L’Académie Nationale de Médecine rappelle l’importance de l’audition

prévention


Comme le rappelle l'Académie, "tout au long de la vie, la médecine préventive devrait améliorer le futur auditif, mais cette prévention n’a d’efficacité que si l’audition reste une préoccupation permanente".

A l’occasion de la 24é Journée Nationale de l’Audition, le 11 mars 2021, l’Académie nationale de médecine en a profité pour rappeler l’importance de l’audition dans la santé des Français.

L’Académie Nationale de Médecine précise que le déficit auditif doit être dépisté sous peine de retards diagnostiques qui ne permettraient plus, alors, de pallier efficacement ses redoutables effets, et recommande ce dépistage et le dépistage de l’infection à cytomégalovirus (CMV). L’institution insiste également sur l’importance de la prise en charge précoce de la presbyacousie. « Les progrès technologiques ont doté les prothèses auditives d’une réelle efficacité et que l’obstacle financier a été levé par la mise en place du « reste à charge zéro » en 2020. » L’Académie a aussi malheureusement constaté l’état désastreux de la médecine scolaire et recommandé, entre autres, de remédier d’urgence à la pénurie des médecins de l’Éducation Nationale.
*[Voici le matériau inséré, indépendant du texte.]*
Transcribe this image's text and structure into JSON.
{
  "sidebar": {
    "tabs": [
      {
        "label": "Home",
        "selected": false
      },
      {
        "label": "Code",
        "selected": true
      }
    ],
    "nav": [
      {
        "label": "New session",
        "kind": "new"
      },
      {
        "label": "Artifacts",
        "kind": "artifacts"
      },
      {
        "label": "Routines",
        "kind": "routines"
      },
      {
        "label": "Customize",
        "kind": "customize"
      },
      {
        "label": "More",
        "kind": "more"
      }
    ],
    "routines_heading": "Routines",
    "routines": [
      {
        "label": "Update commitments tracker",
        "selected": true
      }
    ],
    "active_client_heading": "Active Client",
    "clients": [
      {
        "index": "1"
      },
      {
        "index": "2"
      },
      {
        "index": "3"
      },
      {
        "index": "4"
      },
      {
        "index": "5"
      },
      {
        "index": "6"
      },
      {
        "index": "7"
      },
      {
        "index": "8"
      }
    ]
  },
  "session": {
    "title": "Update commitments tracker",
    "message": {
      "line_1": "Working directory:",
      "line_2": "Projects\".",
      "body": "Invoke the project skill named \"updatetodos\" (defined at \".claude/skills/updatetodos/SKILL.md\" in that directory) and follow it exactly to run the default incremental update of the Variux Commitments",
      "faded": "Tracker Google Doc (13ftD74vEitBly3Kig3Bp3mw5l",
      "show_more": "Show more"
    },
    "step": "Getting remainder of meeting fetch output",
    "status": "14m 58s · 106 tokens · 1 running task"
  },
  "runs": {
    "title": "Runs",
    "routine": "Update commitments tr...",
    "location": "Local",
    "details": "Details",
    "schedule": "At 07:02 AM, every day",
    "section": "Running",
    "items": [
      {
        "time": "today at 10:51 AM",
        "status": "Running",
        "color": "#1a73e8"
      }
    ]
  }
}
L’académie pointe également du doigt l’utilisation trop intense des écouteurs par les adolescents et les jeunes adultes, et insiste sur le devoir de prévention des médecins généralistes, des pédiatres et des ORL. « Tout au long de l’âge adulte et jusqu’à l’heure où surviennent les premiers outrages de l’âge, toute manifestation auditive doit entraîner une consultation en milieu ORL, d’autant plus que les signes en sont unilatéraux : les otites chroniques et leurs séquelles fonctionnelles, les séquelles des traumatismes, les pathologies tumorales, les atteintes syndromiques… sont l’apanage des otologistes, dont les « outils » thérapeutiques ont progressé au cours des dernières années. »
Tout au long de la vie, la médecine préventive devrait améliorer le futur auditif, mais cette prévention n’a d’efficacité que si l’audition reste une préoccupation permanente.

Il faut en particulier savoir que :

- le « traumatisme sonore du samedi soir » rend sourd et acouphénique de plus en plus jeune,
- le bruit en milieu de travail est une agression de plus en plus fréquente et intense, mais conduisant encore rarement à une reconnaissance en tant que maladie professionnelle,
- malgré une réglementation riche, la prise en compte de l’incidence du bruit dans l’habitat sur la santé reste souvent insuffisante (3).
L’Académie Nationale de médecine souligne l’importance de « penser » audition, tout au long de la vie, et rappelle la nécessité de :
- s’assurer de l’efficience du dépistage systématique à la naissance sur l’ensemble du territoire national,
- instaurer un dépistage systématique de l’infection à CMV à la naissance,
- rendre ses titres de noblesse à la médecine scolaire,
- quantifier, pour les réduire et les contrôler, les nuisances sonores dès le plus jeune âge,
- mettre en place les conditions d’un bilan systématique et d’un suivi éventuel de l’état auditif pour toute la population à l’âge de 60 ans,
- informer les patients, au travers des professionnels de santé, de la possibilité de contrer les effets délétères de la presbyacousie, en insistant sur l’absence, désormais acquise, d’obstacle financier.